The official tour that I was plagiarising concluded at the clock tower of the city’s cathedral, which every day at noon completes a rather laborious mechanical display – the lion roars, the cock crows, Jesus arises from the tomb, and saints parade past the virgin birth, all while ‘Ave Maria’ plays. For all their infamy as criminals, these Sicilians are a religious lot.




As the suckers returned to the ship, I continued on to explore more of the city. I was drawn up the hillside by glimpses of an enigmatic domed building with bronze statues surrounding it. On the way I was treated to a very Italian moment as a taxi swerved in front of a little Smart car and tore its front bumper off. Cue lots of gesticulating and shouting.


Then I noticed a grand building with the name ‘Galleria Vittorio Emanuele III’ on the outside, bringing to mind the famous Galleria Vittorio Emanuele II in Milan. This one was similarly elegant, with three wings with long barrelled skylights radiating out from a central dome, all in delicate yellow and lavender stained glass.




However, unlike Galleria Vittorio Emanuele II, Galleria Vittorio Emanuele III was… derelict. There were two fast food burger franchises on the ground floor, both facing outside rather than into the galleria, and everything else was closed and abandoned. The potted plants were all dead, graffiti covered the walls, and I could see no-good teens lounging with beers and cigarettes by the entrance furthest from the burger joints.




In Australia such a building would be the crown jewel of any city, but here, it’s just another edifice requiring millions of euros to restore. They have plenty of those.


I continued my climb upwards, finding that the mysterious building with the dome and the statues had no obvious or direct path to it. Through dogged determination, and the belief that the Italians wouldn’t construct a secret tunnel to it, I spiraled closer and eventually standing next to it.




It turned out to be the Tempo di Cristo Re, a magnificently oversized edifice… that was just about to close to the public.


Oh well. At least the views from its terraces were panoramic. Pirate Pete put his skills with the spyglass to good use and managed to find my cruise ship for me. What an asset.

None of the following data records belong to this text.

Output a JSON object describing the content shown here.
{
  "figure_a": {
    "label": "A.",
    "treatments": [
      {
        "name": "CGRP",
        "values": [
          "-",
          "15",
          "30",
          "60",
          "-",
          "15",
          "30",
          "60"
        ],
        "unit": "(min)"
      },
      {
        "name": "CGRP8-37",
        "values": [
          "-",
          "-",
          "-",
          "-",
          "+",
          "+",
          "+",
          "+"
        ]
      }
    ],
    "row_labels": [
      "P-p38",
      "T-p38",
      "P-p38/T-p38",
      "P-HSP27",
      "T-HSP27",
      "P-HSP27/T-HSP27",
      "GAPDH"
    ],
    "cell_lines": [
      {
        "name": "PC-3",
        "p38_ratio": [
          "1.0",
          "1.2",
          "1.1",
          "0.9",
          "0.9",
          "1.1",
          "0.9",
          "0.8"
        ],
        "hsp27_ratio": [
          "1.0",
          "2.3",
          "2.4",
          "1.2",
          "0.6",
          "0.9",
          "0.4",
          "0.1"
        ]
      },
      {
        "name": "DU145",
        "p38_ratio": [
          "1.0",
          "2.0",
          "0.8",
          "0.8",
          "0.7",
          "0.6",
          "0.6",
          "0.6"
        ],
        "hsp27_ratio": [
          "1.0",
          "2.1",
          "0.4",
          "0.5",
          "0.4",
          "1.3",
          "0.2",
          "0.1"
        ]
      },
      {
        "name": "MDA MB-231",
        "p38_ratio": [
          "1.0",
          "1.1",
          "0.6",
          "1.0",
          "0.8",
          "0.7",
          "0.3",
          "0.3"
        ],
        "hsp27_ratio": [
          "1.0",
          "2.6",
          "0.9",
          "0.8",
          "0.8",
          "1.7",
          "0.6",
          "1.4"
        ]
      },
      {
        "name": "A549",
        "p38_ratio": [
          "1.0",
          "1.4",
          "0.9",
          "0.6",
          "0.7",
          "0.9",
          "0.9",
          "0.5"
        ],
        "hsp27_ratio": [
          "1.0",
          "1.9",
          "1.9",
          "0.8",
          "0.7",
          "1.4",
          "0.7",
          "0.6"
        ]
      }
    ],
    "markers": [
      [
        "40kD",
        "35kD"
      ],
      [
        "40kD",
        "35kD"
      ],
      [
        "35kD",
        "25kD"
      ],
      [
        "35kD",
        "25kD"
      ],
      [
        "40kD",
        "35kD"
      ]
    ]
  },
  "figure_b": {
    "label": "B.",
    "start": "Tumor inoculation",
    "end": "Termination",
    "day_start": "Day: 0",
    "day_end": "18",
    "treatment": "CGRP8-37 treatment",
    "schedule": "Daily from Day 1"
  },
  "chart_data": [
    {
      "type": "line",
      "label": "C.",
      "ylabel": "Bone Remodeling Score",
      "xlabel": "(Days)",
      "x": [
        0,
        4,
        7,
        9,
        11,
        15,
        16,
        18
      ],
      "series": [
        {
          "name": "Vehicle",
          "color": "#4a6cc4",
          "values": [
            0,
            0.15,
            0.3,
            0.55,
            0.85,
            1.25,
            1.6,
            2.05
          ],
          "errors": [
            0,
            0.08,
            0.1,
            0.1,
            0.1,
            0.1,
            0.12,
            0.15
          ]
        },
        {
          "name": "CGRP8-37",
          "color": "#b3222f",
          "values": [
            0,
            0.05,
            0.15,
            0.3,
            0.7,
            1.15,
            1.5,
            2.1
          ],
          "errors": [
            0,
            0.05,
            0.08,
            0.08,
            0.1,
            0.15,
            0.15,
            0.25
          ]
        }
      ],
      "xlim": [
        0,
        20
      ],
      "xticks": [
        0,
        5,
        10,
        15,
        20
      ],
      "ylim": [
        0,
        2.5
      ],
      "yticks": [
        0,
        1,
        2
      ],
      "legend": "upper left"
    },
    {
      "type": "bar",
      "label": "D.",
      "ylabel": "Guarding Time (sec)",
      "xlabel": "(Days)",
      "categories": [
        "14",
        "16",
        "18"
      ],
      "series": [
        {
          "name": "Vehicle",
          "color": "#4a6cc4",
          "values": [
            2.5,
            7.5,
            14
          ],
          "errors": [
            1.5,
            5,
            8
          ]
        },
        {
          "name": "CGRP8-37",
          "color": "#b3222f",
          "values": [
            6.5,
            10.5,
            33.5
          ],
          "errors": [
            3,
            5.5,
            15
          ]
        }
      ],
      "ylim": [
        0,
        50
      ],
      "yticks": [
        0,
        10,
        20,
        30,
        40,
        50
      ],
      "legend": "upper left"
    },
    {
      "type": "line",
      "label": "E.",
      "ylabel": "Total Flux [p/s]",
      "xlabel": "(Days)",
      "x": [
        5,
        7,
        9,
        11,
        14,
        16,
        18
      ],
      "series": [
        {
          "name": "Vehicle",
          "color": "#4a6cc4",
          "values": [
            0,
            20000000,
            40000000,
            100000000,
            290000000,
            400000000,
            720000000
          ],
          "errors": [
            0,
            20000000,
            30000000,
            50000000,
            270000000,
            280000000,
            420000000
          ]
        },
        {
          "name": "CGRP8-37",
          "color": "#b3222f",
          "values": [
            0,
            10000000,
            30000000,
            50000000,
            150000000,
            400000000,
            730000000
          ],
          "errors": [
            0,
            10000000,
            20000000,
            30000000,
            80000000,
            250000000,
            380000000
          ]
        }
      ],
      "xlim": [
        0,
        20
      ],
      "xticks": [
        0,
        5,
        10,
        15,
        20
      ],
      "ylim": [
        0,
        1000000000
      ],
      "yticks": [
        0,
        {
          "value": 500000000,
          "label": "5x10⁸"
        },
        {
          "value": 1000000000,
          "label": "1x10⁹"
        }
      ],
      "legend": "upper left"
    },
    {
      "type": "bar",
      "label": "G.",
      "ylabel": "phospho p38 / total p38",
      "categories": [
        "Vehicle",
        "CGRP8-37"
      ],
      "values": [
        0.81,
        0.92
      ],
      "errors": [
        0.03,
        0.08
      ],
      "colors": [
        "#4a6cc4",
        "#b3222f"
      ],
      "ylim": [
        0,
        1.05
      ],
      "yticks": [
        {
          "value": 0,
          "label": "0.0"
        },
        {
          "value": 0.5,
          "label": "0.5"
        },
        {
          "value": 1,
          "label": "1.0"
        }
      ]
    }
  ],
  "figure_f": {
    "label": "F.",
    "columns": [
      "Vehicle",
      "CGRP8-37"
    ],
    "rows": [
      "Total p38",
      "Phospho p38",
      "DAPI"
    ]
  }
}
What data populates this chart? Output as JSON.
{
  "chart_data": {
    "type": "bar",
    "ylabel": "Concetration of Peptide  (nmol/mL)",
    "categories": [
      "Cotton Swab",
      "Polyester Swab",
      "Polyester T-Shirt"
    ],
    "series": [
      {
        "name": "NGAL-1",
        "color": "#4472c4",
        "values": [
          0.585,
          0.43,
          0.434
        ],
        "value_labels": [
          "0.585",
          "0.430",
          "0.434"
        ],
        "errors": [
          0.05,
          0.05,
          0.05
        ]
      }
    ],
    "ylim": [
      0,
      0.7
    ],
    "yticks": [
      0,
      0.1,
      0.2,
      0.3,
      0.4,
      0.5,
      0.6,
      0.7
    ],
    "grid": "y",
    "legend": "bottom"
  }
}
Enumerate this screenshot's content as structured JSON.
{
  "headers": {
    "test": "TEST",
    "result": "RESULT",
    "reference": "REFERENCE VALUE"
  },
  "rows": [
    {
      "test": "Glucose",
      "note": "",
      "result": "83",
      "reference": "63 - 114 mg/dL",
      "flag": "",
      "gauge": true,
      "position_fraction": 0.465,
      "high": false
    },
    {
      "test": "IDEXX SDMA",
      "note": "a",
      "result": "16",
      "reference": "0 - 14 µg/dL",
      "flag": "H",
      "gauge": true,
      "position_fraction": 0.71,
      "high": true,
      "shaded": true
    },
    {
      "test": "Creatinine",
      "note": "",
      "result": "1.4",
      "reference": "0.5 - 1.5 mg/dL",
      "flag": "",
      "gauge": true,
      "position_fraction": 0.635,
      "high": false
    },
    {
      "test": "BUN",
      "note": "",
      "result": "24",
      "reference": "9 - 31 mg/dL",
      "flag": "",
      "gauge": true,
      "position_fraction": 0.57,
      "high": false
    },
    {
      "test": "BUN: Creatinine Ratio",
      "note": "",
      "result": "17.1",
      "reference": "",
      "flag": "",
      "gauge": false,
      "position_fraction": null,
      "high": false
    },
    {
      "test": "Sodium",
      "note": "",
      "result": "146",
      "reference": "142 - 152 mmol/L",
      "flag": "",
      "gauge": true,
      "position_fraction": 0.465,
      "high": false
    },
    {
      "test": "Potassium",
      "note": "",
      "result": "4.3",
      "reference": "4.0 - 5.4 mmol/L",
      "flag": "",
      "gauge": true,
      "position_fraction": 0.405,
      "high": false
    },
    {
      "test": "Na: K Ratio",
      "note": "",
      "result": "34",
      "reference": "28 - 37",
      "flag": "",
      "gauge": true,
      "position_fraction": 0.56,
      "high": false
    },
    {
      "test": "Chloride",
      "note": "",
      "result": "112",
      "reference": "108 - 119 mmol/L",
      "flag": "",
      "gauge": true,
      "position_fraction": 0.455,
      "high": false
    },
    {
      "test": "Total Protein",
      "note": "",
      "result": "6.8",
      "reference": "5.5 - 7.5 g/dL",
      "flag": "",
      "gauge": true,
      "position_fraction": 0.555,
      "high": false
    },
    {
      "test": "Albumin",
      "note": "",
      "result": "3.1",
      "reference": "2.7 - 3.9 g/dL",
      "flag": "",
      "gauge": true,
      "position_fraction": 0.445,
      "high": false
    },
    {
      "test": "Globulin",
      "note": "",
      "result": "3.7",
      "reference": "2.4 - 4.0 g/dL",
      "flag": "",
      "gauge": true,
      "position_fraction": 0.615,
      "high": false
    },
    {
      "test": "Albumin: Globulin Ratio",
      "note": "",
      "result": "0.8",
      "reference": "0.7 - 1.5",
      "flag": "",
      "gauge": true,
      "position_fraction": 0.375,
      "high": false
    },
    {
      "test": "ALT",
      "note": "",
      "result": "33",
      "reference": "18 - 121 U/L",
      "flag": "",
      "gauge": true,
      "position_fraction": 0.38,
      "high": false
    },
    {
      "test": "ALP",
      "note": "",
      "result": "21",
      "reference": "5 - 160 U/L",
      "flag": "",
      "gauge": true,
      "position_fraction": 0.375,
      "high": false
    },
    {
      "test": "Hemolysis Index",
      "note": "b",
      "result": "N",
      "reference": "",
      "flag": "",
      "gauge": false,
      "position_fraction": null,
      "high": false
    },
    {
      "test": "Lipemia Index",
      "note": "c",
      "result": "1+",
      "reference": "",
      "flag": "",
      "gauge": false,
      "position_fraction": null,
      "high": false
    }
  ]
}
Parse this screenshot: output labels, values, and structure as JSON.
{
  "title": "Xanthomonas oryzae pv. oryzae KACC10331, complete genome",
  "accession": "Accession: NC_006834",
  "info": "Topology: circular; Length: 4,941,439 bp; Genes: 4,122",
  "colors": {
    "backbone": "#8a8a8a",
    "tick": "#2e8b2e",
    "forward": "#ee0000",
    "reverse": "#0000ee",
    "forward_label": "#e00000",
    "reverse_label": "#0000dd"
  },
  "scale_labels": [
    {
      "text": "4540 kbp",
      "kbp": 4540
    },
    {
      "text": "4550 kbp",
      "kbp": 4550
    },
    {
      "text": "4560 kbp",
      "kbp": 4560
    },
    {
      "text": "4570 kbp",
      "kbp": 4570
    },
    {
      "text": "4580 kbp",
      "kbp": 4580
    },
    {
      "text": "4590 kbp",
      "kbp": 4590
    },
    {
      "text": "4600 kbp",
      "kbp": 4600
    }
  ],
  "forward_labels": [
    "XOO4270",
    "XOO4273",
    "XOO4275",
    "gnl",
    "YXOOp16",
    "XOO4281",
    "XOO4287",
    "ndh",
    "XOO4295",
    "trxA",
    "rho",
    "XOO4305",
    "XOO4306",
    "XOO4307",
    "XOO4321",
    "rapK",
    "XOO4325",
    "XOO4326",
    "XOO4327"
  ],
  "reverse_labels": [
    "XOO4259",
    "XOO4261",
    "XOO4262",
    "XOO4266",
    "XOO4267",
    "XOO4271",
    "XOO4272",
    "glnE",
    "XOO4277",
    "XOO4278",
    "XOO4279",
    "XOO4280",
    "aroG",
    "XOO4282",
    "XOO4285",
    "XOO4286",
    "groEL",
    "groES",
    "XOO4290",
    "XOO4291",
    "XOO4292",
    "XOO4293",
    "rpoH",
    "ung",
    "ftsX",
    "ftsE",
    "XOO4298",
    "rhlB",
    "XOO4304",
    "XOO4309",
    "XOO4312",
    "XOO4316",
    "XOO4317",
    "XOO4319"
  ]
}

With nothing more to do I made my way back to the ship to exchange the sacred and the historic for the profane and the new.



Tonight’s bar was the open air Zen Bar on Deck 18, perched in a rather awesome position on the lip of the eight storey chasm that bisects the rear of the ship. It’s like sitting on the edge of a huge volcano, only the roiling mass below you is bad taste rather than lava.




The drinks are a welcome remainder from pre-COVID cruising culture; poor quality but cheap and very strong. I had a margarita than needed an entire extra glass of ice to water it down to drinkable consistency. But unlike yesterday’s cocktail, it was $17 rather than $30.


The only downside is that the bar seems to have been adopted by a gang of elderly proletarian Frenchmen, who’ve been forced outdoors by their desire to smoke cigars and yammer loudly at each other. Fortunately they seem intent on monopolising the most comfortable seats, over under the pergolas, and not the ones near the bar with the best views.